Les PS des blés tendres relativement élevés dans la zone d’approvisionnement de La Rochelle ont été un véritable atout pour la place portuaire. « Dans notre hinterland, on trouvait des PS de 78 kg/hl, contre parfois difficilement 77 kg/hl plus au nord ». Un différentiel important qui explique le succès de l’origine, estime Frédéric Guillemin, trader au sein du groupe Soufflet. Et ce, notamment, auprès de l’Algérie qui reste la destination numéro 1 de Sica Atlantique, avec 525.000 t de blés, tendre et dur, expédiées. Premier client des blés hexagonaux, ce pays demeure aussi en tête des clients pour Rouen, avec 2,6 Mt (2,55 Mt l’an dernier), surtout du blé mais aussi 100.000 t d’orge. Mais le bilan céréalier de la place normande « aurait été meilleur si la qualité avait été présente de manière homogène dans notre hinterland », confirme Manuel Gaborieau. « Les problèmes de temps de chute d’Hagberg sur l’Eure-et-Loir ont handicapé les ventes de blé, notamment sur l’Afrique de l’Ouest qui constitue un secteur avec des demandes qualitatives fortes », souligne-t-il. Les exportations rouennaises sur cette destination n’atteignaient que 340.000 t fin mai, contre 610.000 t l’an passé à la même époque.

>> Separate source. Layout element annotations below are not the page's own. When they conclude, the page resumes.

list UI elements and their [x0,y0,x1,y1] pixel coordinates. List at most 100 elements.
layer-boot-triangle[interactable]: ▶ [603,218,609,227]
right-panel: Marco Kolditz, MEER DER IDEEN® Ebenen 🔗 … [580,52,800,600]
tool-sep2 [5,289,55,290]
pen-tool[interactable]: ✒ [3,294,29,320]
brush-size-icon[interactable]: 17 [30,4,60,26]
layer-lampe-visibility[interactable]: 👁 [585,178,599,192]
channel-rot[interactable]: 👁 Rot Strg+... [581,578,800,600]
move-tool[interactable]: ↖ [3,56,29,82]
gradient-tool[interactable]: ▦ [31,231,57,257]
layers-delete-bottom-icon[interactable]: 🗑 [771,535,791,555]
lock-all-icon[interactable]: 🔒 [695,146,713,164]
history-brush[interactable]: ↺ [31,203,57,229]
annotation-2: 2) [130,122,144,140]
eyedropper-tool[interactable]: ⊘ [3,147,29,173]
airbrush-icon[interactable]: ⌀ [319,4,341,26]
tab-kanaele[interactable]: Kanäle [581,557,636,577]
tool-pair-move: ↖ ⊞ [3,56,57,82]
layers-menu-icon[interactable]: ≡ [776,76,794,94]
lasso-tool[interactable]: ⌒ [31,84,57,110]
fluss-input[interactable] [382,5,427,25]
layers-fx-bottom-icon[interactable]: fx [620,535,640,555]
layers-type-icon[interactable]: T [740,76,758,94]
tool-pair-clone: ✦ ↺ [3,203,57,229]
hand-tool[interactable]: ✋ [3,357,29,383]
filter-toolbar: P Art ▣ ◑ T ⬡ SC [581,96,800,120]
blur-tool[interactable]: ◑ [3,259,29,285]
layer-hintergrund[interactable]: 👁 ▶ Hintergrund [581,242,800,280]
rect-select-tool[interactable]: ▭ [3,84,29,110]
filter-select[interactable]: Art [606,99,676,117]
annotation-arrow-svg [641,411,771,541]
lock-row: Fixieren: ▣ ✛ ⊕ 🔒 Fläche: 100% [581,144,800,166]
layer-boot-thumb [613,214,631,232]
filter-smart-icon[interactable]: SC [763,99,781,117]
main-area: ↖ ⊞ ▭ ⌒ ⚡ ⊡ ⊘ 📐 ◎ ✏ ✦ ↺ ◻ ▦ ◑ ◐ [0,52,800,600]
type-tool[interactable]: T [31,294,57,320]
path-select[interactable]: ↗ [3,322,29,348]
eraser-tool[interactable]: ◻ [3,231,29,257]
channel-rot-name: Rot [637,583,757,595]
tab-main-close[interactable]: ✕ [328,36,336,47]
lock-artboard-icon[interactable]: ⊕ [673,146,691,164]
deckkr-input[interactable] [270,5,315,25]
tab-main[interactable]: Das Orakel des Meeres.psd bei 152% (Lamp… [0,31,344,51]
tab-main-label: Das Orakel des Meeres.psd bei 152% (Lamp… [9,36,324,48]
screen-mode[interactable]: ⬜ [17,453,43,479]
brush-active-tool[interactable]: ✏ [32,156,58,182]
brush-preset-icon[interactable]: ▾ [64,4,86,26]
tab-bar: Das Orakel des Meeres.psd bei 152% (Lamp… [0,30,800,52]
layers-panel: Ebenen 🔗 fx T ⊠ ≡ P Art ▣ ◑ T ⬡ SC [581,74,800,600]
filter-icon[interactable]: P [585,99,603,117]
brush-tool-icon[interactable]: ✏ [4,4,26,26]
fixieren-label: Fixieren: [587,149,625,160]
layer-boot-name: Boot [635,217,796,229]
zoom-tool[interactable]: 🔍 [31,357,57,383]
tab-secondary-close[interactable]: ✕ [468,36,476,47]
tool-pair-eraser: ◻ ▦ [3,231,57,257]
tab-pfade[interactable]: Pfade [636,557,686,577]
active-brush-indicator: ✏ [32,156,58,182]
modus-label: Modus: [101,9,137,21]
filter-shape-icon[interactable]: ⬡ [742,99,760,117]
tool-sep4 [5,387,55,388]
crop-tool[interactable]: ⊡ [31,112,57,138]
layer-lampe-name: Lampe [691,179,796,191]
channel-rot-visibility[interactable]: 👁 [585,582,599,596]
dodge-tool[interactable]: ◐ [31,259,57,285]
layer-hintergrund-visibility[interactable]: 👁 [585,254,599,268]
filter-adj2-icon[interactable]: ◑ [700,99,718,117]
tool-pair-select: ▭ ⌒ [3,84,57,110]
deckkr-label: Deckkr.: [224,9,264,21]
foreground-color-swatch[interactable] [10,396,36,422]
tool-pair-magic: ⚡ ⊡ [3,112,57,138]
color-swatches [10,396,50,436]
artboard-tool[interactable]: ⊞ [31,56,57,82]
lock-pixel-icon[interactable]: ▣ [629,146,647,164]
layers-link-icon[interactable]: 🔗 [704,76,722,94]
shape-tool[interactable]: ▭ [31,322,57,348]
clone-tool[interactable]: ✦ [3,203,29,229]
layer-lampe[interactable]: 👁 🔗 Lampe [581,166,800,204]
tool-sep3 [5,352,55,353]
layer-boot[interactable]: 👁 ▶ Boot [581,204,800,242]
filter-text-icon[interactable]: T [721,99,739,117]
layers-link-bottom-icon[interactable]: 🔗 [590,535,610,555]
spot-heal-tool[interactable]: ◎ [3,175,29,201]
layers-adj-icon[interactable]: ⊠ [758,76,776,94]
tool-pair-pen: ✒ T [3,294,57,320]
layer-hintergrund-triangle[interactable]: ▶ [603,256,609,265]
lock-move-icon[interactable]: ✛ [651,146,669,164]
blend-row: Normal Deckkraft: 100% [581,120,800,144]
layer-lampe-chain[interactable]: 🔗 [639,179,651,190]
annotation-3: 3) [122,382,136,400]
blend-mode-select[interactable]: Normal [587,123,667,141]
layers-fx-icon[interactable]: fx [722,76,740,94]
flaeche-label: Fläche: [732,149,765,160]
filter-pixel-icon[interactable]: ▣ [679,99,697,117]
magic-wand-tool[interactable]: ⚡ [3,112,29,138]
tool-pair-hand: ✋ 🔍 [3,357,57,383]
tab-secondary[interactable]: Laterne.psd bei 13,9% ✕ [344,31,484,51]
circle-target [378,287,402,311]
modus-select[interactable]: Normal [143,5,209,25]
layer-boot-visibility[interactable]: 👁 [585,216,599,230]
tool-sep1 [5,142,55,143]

Succès rochelais sur l’Afrique de l’Ouest
Du fait de son avantage qualité, La Rochelle tire aussi son épingle du jeu sur l’Afrique occidentale, avec des exportations à près de 800.000 t pour Sica Atlantique. Socomac enregistre de son côté, cette année, « de bons résultats sur la Côte d’Ivoire, deuxième destination » avec 320.000 t. Un succès lié en partie au fait que « le groupe Soufflet y intègre l’ensemble de la filière blé, farine, pain, du producteur à la panification », indique Jean-François Rabu. De la même manière, ses chargements vers le Yémen sont passés de 128.000 à 360.000 t, soit un bond de « deux à huit Panamax ». Ce trafic sur cette « nouvelle destination » est né « sous l’impulsion de groupes industriels qui implantent de nouvelles minoteries dans le pays ». Au global, le prestataire enregistre une nette hausse de ses tonnages de blés globaux, avec un total de 1,1 Mt (sur 3 Mt pour l’ensemble des blés pour le port) contre 0,6 Mt l’an dernier.